The international study published in Nature Ecology & Evolution found approximately 16 per cent increase in non-native plant species across 11 sites surveyed in Australia, Chile, Hawaii, India, USA, Norway, Switzerland and the Spanish island of Tenerife.
Associate Professor John Morgan said upward movements of native species in mountains is well known and relatively well documented but long-term studies that focus on non-native species in mountainous regions are rare.
“Within just a decade, we see non-native plants reaching new upper-range limits.
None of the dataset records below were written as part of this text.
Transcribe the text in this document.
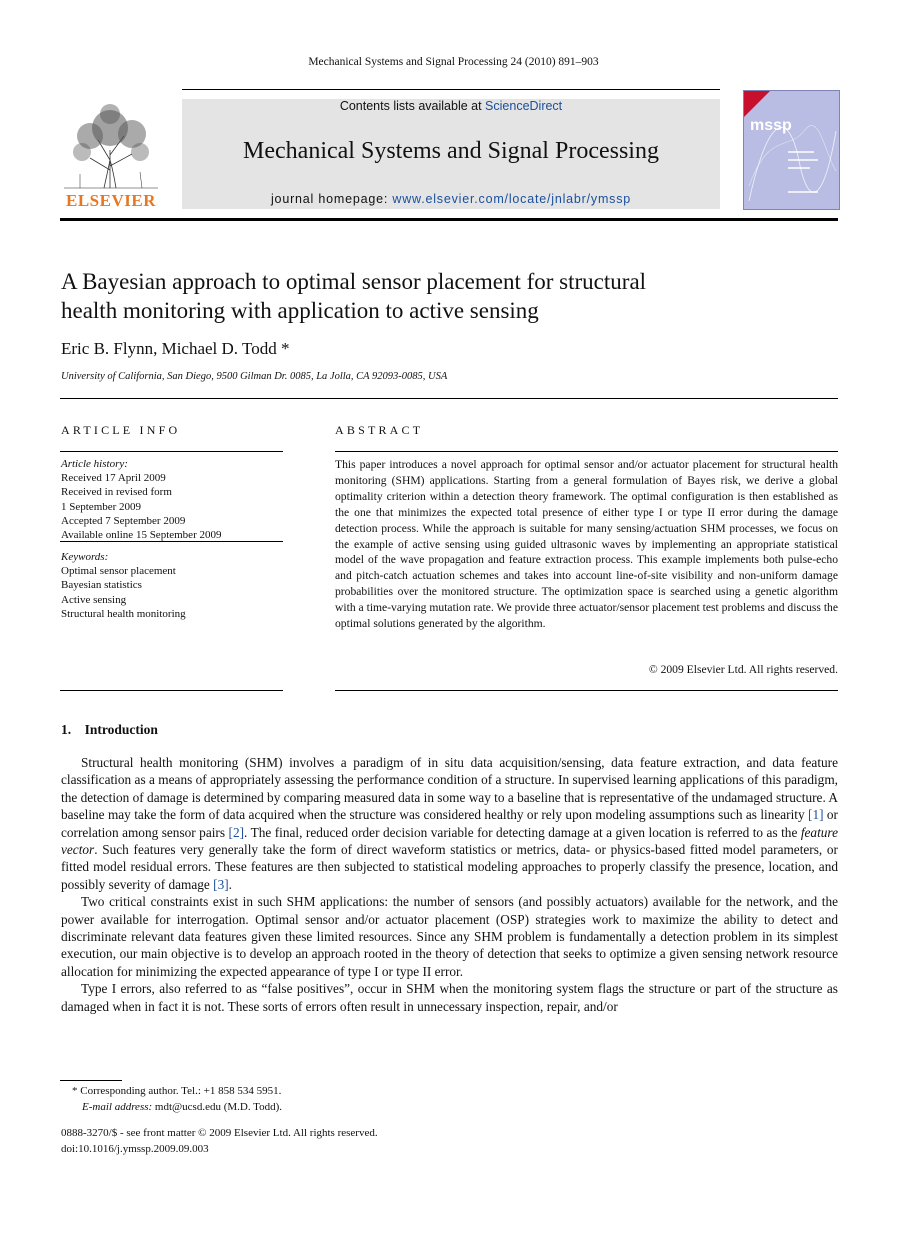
Mechanical Systems and Signal Processing 24 (2010) 891–903
ELSEVIER
Contents lists available at ScienceDirect
Mechanical Systems and Signal Processing
journal homepage: www.elsevier.com/locate/jnlabr/ymssp
mssp
A Bayesian approach to optimal sensor placement for structural
health monitoring with application to active sensing
Eric B. Flynn, Michael D. Todd *
University of California, San Diego, 9500 Gilman Dr. 0085, La Jolla, CA 92093-0085, USA
ARTICLE INFO
Article history:
Received 17 April 2009
Received in revised form
1 September 2009
Accepted 7 September 2009
Available online 15 September 2009
Keywords:
Optimal sensor placement
Bayesian statistics
Active sensing
Structural health monitoring
ABSTRACT
This paper introduces a novel approach for optimal sensor and/or actuator placement for structural health monitoring (SHM) applications. Starting from a general formulation of Bayes risk, we derive a global optimality criterion within a detection theory framework. The optimal configuration is then established as the one that minimizes the expected total presence of either type I or type II error during the damage detection process. While the approach is suitable for many sensing/actuation SHM processes, we focus on the example of active sensing using guided ultrasonic waves by implementing an appropriate statistical model of the wave propagation and feature extraction process. This example implements both pulse-echo and pitch-catch actuation schemes and takes into account line-of-site visibility and non-uniform damage probabilities over the monitored structure. The optimization space is searched using a genetic algorithm with a time-varying mutation rate. We provide three actuator/sensor placement test problems and discuss the optimal solutions generated by the algorithm.
© 2009 Elsevier Ltd. All rights reserved.
1. Introduction

Structural health monitoring (SHM) involves a paradigm of in situ data acquisition/sensing, data feature extraction, and data feature classification as a means of appropriately assessing the performance condition of a structure. In supervised learning applications of this paradigm, the detection of damage is determined by comparing measured data in some way to a baseline that is representative of the undamaged structure. A baseline may take the form of data acquired when the structure was considered healthy or rely upon modeling assumptions such as linearity [1] or correlation among sensor pairs [2]. The final, reduced order decision variable for detecting damage at a given location is referred to as the feature vector. Such features very generally take the form of direct waveform statistics or metrics, data- or physics-based fitted model parameters, or fitted model residual errors. These features are then subjected to statistical modeling approaches to properly classify the presence, location, and possibly severity of damage [3].

Two critical constraints exist in such SHM applications: the number of sensors (and possibly actuators) available for the network, and the power available for interrogation. Optimal sensor and/or actuator placement (OSP) strategies work to maximize the ability to detect and discriminate relevant data features given these limited resources. Since any SHM problem is fundamentally a detection problem in its simplest execution, our main objective is to develop an approach rooted in the theory of detection that seeks to optimize a given sensing network resource allocation for minimizing the expected appearance of type I or type II error.

Type I errors, also referred to as “false positives”, occur in SHM when the monitoring system flags the structure or part of the structure as damaged when in fact it is not. These sorts of errors often result in unnecessary inspection, repair, and/or

* Corresponding author. Tel.: +1 858 534 5951.
E-mail address: mdt@ucsd.edu (M.D. Todd).
0888-3270/$ - see front matter © 2009 Elsevier Ltd. All rights reserved.
doi:10.1016/j.ymssp.2009.09.003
This is both surprising and alarming,” Associate Professor Morgan said.
“By surveying native and non-native species on the side of roads leading up to the mountains, we could see the change over several years.
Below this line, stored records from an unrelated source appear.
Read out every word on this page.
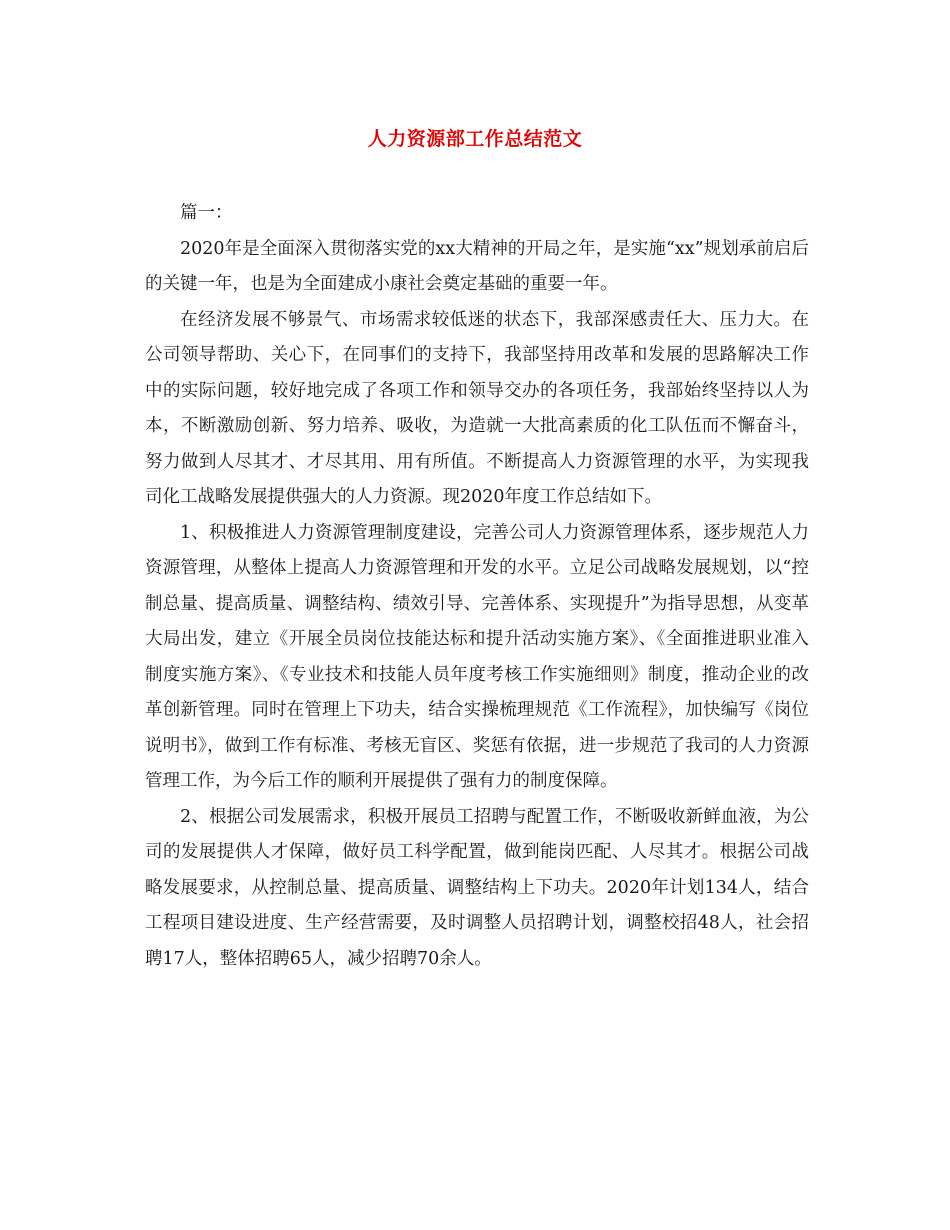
人力资源部工作总结范文

篇一：

2020年是全面深入贯彻落实党的xx大精神的开局之年，是实施“xx”规划承前启后的关键一年，也是为全面建成小康社会奠定基础的重要一年。

在经济发展不够景气、市场需求较低迷的状态下，我部深感责任大、压力大。在公司领导帮助、关心下，在同事们的支持下，我部坚持用改革和发展的思路解决工作中的实际问题，较好地完成了各项工作和领导交办的各项任务，我部始终坚持以人为本，不断激励创新、努力培养、吸收，为造就一大批高素质的化工队伍而不懈奋斗，努力做到人尽其才、才尽其用、用有所值。不断提高人力资源管理的水平，为实现我司化工战略发展提供强大的人力资源。现2020年度工作总结如下。

1、积极推进人力资源管理制度建设，完善公司人力资源管理体系，逐步规范人力资源管理，从整体上提高人力资源管理和开发的水平。立足公司战略发展规划，以“控制总量、提高质量、调整结构、绩效引导、完善体系、实现提升”为指导思想，从变革大局出发，建立《开展全员岗位技能达标和提升活动实施方案》、《全面推进职业准入制度实施方案》、《专业技术和技能人员年度考核工作实施细则》制度，推动企业的改革创新管理。同时在管理上下功夫，结合实操梳理规范《工作流程》，加快编写《岗位说明书》，做到工作有标准、考核无盲区、奖惩有依据，进一步规范了我司的人力资源管理工作，为今后工作的顺利开展提供了强有力的制度保障。

2、根据公司发展需求，积极开展员工招聘与配置工作，不断吸收新鲜血液，为公司的发展提供人才保障，做好员工科学配置，做到能岗匹配、人尽其才。根据公司战略发展要求，从控制总量、提高质量、调整结构上下功夫。2020年计划134人，结合工程项目建设进度、生产经营需要，及时调整人员招聘计划，调整校招48人，社会招聘17人，整体招聘65人，减少招聘70余人。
“Mountainous areas have historically been less prone to non-native plants, though climate and increasing human activity at these elevations is changing that,” Associate Professor Morgan said.
Field data was gathered from plots observed at five-year intervals, each time during peak growing season.
This study suggests that in an era of local and global anthropogenic changes, non-native plant species in mountains will continue to expand upwards regardless of their introduction point.
Non-native species are often introduced first in the lowlands areas (as garden plants and agricultural pasture species) and they then spread upward to the mountain tops – a predictable movement even without climate warming.
Threats posed to native ecosystems by non-native plant species at a higher elevation will likely increase. This makes it increasingly necessary to monitor the spread of non-native species into mountains, to ensure their early detection and eradication.